L’apparition d’Isabelle au château avait donné un but à ce vague besoin d’aimer qui tourmente la jeunesse et dans l’oisiveté s’attache à des chimères. Les grâces, la douceur, la modestie de la jeune comédienne avaient touché Sigognac au plus tendre de l’âme, et il l’aimait réellement beaucoup. Elle avait guéri la blessure faite par le mépris d’Yolande.

Sigognac, après s’être laissé aller à ces rêvasseries fantasmagoriques, se tança de sa paresse et parvint, non sans peine, à fixer son attention sur la pièce qu’Isabelle lui avait confiée pour en retoucher quelques passages. Il retrancha certains vers qui ne congruaient pas à la physionomie de la jeune comédienne, il en ajouta certains autres ; il refit la déclaration d’amour du galant comme froide, prétentieuse, guindée et sentant son phébus.
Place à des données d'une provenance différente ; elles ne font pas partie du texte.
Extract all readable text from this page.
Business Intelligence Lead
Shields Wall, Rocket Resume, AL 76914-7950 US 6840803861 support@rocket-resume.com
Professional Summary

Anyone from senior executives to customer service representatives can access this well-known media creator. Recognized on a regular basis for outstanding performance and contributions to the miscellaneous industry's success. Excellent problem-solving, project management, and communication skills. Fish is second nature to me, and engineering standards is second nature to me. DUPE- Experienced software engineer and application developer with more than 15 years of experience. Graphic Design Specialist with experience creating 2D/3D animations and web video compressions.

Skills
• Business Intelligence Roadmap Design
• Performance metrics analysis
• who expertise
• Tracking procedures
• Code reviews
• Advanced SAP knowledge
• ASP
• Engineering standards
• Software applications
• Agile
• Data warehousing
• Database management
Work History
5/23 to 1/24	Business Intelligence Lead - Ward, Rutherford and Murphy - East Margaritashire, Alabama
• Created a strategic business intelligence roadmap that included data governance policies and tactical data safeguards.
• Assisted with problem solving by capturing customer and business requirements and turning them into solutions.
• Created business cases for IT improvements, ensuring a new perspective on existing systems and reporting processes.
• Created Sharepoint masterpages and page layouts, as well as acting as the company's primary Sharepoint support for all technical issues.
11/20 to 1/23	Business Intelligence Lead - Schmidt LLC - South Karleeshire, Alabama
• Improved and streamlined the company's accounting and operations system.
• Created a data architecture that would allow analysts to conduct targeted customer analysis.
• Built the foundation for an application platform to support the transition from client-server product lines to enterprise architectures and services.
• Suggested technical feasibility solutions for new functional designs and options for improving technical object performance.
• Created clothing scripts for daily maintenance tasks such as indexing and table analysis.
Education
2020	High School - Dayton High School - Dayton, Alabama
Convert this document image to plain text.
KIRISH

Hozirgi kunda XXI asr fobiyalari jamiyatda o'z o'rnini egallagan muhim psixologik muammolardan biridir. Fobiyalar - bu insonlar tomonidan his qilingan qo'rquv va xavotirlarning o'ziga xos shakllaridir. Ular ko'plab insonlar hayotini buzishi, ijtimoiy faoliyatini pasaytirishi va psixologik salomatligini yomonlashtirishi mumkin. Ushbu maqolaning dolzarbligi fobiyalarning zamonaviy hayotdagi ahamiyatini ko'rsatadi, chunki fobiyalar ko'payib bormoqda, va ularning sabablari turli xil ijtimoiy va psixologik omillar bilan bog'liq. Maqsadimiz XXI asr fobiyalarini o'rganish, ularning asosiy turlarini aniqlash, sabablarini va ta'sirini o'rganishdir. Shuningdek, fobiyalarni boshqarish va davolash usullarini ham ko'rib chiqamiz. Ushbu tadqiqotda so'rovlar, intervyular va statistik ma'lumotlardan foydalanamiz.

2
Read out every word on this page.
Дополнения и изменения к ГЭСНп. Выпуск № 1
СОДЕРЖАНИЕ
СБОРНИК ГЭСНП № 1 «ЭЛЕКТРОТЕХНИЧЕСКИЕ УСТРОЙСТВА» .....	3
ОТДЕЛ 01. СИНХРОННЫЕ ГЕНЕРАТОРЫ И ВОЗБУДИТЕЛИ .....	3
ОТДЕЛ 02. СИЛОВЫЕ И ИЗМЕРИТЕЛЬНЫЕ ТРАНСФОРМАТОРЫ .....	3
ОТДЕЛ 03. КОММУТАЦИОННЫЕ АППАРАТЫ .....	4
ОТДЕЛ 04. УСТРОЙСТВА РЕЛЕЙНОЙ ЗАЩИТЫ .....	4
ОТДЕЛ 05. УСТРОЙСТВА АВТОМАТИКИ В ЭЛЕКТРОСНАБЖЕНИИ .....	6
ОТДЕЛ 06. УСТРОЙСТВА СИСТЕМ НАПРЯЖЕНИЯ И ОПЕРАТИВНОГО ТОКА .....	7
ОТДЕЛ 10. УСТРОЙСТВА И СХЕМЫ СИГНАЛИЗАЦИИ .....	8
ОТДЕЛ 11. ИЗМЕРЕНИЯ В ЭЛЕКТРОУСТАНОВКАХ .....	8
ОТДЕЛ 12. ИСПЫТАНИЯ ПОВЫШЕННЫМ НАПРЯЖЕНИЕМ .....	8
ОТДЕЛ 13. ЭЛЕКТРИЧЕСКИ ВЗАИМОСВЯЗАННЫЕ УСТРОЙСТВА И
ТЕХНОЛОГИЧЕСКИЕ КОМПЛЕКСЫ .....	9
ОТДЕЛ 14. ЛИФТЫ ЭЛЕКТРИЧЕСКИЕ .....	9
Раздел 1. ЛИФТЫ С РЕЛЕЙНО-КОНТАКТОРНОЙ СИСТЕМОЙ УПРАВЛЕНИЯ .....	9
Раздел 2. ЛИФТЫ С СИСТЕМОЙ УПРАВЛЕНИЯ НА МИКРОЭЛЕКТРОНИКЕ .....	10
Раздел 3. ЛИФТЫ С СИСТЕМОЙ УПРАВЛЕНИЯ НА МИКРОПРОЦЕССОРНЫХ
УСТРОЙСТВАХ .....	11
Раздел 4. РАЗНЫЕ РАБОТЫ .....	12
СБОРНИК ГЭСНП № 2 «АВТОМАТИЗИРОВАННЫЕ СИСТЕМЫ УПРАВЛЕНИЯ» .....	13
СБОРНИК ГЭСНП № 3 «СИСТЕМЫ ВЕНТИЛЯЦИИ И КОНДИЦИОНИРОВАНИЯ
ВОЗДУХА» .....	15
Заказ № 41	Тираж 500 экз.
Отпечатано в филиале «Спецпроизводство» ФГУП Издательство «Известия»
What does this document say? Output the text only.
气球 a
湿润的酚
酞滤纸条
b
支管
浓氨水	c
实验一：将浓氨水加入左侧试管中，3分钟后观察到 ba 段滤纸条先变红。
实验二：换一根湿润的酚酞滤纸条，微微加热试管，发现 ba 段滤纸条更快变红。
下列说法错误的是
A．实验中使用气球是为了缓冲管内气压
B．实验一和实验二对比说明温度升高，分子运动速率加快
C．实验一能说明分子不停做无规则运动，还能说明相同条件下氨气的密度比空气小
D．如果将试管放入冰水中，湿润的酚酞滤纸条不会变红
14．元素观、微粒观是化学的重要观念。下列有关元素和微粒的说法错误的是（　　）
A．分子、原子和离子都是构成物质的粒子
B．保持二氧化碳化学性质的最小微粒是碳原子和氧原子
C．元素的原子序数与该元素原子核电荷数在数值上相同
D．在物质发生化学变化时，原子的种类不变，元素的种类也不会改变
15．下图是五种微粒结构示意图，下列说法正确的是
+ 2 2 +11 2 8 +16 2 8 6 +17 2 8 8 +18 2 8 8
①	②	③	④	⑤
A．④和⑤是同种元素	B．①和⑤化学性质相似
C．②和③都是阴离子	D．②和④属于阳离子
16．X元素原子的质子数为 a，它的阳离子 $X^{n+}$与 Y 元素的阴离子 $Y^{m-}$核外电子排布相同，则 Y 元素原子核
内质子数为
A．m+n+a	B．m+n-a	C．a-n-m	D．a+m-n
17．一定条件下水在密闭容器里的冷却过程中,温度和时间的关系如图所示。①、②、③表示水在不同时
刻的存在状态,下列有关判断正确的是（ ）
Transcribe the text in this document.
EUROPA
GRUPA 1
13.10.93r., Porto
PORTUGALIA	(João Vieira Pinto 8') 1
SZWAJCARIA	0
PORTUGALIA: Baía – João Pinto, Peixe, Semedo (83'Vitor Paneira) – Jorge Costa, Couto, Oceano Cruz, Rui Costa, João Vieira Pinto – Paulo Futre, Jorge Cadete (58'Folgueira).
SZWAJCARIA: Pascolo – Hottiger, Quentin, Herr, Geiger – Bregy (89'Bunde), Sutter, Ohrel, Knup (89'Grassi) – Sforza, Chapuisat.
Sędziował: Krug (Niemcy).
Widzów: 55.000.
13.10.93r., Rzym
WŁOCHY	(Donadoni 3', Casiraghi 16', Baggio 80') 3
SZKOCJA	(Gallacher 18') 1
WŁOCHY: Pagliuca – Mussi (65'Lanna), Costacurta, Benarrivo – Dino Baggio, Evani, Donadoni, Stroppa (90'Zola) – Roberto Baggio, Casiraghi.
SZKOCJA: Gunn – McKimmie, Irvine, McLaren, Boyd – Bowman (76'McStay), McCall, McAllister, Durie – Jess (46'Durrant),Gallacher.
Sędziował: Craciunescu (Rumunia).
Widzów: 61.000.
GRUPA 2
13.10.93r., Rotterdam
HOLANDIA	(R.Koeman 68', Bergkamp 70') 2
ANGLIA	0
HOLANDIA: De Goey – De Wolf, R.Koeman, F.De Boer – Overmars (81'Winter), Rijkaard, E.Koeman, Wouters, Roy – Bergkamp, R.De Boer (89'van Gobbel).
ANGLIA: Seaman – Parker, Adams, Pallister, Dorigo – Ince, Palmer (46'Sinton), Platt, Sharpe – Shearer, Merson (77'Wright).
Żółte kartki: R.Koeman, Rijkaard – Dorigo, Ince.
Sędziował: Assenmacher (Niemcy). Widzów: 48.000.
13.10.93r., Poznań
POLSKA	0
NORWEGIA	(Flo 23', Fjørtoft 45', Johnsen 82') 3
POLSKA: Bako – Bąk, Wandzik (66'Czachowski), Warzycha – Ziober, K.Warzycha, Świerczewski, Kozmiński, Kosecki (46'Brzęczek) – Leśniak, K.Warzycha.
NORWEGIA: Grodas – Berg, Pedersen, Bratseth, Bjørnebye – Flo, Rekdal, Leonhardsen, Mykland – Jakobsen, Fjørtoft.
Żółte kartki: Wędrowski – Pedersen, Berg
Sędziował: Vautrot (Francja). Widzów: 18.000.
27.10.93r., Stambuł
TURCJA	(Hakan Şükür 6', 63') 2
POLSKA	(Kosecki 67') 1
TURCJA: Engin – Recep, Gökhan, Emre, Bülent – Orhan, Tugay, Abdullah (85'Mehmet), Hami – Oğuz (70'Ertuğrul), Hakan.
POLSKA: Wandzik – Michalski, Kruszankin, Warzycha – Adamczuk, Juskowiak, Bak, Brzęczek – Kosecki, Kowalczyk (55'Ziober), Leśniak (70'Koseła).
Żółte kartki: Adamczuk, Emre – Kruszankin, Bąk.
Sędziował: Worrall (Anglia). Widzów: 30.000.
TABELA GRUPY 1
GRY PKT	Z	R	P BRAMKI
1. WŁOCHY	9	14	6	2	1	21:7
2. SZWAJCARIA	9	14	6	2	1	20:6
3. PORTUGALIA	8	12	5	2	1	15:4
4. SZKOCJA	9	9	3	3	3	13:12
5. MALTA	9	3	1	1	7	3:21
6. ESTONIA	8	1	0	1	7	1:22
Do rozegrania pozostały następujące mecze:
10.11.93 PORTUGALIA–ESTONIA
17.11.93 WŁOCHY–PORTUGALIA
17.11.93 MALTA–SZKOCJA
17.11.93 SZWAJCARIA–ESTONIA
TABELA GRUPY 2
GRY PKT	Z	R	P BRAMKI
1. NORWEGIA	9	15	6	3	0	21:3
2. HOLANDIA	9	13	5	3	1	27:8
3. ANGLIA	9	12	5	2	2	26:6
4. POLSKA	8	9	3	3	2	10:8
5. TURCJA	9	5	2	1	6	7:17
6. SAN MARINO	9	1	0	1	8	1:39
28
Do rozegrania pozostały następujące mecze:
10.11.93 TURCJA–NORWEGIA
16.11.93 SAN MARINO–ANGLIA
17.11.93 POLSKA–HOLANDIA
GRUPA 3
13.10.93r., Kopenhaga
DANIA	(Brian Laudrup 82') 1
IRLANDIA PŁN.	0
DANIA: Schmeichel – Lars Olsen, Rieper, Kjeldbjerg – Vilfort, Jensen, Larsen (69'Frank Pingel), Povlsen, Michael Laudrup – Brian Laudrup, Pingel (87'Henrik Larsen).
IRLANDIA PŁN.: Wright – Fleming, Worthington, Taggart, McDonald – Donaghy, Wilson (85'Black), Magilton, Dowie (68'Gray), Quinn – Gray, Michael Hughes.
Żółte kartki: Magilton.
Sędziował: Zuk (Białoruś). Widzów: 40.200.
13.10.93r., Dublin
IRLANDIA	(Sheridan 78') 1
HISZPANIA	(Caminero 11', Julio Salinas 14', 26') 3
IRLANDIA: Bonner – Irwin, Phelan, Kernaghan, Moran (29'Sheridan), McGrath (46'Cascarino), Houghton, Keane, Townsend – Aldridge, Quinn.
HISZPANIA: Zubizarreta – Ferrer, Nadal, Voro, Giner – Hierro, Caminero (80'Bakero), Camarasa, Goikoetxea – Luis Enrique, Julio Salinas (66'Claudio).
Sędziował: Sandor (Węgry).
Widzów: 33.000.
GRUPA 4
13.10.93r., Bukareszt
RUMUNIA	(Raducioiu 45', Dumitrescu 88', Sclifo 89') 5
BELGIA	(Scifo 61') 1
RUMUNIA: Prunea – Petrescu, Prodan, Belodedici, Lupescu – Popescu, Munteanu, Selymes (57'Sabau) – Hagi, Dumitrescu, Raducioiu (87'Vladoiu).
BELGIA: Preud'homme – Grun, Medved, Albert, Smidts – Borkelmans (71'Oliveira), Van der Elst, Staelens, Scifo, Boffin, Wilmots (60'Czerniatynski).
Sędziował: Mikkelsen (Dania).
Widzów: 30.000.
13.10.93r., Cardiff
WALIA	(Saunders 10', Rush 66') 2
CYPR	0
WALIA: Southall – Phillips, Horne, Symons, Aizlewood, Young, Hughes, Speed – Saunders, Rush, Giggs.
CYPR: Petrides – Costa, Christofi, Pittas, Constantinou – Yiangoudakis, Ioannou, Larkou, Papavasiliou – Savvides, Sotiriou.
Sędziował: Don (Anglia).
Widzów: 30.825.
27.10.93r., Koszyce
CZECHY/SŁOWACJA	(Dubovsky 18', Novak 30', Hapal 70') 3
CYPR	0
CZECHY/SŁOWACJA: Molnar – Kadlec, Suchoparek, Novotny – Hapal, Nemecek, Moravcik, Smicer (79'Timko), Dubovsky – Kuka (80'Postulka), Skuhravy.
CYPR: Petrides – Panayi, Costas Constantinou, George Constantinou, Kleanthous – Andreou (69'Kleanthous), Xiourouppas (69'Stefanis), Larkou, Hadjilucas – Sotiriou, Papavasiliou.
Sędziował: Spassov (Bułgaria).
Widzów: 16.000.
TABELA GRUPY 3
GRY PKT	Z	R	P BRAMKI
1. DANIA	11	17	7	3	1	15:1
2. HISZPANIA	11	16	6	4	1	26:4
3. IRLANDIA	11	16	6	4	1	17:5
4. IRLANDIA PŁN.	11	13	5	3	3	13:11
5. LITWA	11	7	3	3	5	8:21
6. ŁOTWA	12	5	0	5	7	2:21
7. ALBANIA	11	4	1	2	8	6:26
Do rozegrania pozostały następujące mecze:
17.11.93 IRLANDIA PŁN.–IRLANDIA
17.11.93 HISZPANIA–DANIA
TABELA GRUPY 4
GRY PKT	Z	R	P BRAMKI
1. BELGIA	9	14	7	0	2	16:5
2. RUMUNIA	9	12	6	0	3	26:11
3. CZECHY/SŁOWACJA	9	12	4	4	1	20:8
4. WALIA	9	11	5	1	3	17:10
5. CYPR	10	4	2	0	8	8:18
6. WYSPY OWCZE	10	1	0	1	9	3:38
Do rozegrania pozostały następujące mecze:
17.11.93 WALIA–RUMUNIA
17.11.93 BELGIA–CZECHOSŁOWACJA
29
Celle qu’il substitua était, certes, plus naturelle, plus passionnée, plus chaude ; il l’adressait, en idée, à Isabelle même.

Ce travail l’amena fort tard dans la nuit, mais il s’en tira à son avantage et satisfaction, et fut récompensé, le lendemain, par un gracieux sourire d’Isabelle, qui se mit tout de suite à apprendre les vers que son poëte, comme elle l’appelait, avait arrangés. Ni Hardy, ni Tristan n’eussent mieux fait.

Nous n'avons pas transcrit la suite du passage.